Ada Lovelace is credited with writing the first algorithm intended for processing on a computer.

The first piece of software was arguably created by Ada Lovelace(1815-1852) in the 19th century, for the planned analytical engine. At Charles Babbage's request, she wrote some "note" from the French a summary of Babbage's idea written by Luigi Federico Manabrea. The "notes" ended up being three times longer than Manabrea's original. Her note inclcuded a way for the Analytical Engine to calculate Bernoulli numbers, which is regard as the world's first computer program. [1] However, it was never executed.

The first theory about software - prior to the creation of computers as we know them today - was proposed by Alan Turing in his 1935 essay Computable numbers with an application to the Entscheidungsproblem (decision problem).[2] The turing machine, as described in his 1936 paper was theoretical construct, not a physical device. At its heart is an infinityly long piece of paper, comprising an infinite number of boxes, within which mathematical symbols and number could be written, read and reased. And mathematical calculation, no matter how complex, could be performed by a series of action based on the symbol. [3]

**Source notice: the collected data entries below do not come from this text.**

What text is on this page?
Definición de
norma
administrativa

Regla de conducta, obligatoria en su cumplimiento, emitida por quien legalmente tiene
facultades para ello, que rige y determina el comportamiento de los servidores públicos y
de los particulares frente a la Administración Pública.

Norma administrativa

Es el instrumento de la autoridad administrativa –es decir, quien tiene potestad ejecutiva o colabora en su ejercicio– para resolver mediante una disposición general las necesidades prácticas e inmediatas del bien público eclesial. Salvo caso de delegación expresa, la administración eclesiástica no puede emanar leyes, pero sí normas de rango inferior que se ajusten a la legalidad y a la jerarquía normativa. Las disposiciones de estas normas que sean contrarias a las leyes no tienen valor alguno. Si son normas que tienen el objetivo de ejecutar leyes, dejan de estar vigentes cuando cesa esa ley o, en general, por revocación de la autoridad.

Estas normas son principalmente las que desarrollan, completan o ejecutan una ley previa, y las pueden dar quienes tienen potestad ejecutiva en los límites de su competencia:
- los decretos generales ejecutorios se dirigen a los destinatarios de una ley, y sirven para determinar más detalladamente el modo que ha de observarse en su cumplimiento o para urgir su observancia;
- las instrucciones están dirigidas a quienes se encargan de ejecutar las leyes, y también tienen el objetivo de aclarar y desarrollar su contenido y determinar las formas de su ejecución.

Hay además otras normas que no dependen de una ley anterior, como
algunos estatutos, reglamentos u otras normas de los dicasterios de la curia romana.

This eventually led to the creation of the twin academic fields of computer science and software engineering, which both study software and its creation. Computer science is more theoretical (Turing's essay is an example of computer science), whereas software engineering is focused on more practical concerns. Turing’s “symbols” were in essence computer functions (add, subtract, multiply, etc.), and his concept of any complex operation being able to be reduced to a series of simple sequential operations is the essence of computer programming. [4]

However, prior to 1946, software as we now understand it - programs stored in the memory of digital computers - did not yet exist. The very first electronic computing devices were instead rewired in order to "reprogram" them - see History of computing hardware.

Early days of computer software (1945-1979)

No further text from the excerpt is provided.